Illa recordó la inmigración del Estado español durante mediados del siglo XX -después de la sangrienta Guerra Civil y la posguerra marcada por la venganza y represión del bando franquista-, cuando mucha gente emigró a países de Europa central para trabajar, y recordó estos hechos para defender la regularización de los inmigrantes ilegales. «Hay que tener memoria de cuando eran nuestros abuelos y bisabuelos los que tuvieron que marcharse en busca de una vida mejor», aseguró el presidente catalán, que, además, destacó que «la regularización es memoria, pero sobre todo es futuro. Futuro de una Cataluña ejemplar, abierta y justa para todos los que vivimos o trabajamos aquí».
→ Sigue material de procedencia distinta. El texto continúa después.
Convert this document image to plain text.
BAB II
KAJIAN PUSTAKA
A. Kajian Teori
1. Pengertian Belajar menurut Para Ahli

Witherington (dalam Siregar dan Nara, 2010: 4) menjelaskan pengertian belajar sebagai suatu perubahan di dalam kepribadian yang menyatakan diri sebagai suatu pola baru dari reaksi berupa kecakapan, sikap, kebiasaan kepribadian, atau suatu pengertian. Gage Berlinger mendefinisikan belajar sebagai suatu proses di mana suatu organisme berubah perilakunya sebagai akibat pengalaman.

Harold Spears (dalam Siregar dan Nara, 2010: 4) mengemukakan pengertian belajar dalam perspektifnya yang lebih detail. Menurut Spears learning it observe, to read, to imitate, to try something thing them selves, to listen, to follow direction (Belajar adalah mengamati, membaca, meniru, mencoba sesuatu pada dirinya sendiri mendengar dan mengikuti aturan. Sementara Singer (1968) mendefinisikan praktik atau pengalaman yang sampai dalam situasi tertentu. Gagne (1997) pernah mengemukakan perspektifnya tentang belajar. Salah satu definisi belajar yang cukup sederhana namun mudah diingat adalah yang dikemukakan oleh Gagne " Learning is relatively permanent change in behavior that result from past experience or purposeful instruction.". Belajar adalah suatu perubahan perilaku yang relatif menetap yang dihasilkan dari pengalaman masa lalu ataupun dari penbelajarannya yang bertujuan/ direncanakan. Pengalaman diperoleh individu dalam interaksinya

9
Illa pide combatir el odio
La intervención de Illa fue más allá y pidió que la sociedad catalana combatiera los discursos de la extrema derecha y apeló a que «ante el odio, esperanza, ante la intolerancia, convivencia». De hecho, Illa aseguró que la regularización de inmigrantes es una «decisión profundamente humana y profundamente cristiana. Profundamente justa y profundamente moral. Que nos hace mejores, como país y como sociedad. Que nos beneficia a todos» y defiende que las otras opciones son menos humanitarias. «¿Cuál es la alternativa? ¿Convertir personas en invisibles?», se preguntó Illa, destacando que los inmigrantes son personas «con nombres y apellidos que ya conocemos, con quienes convivimos en el barrio, la escuela o el trabajo y que ahora podrán contribuir con todos los derechos y todos los deberes a mejorar Cataluña».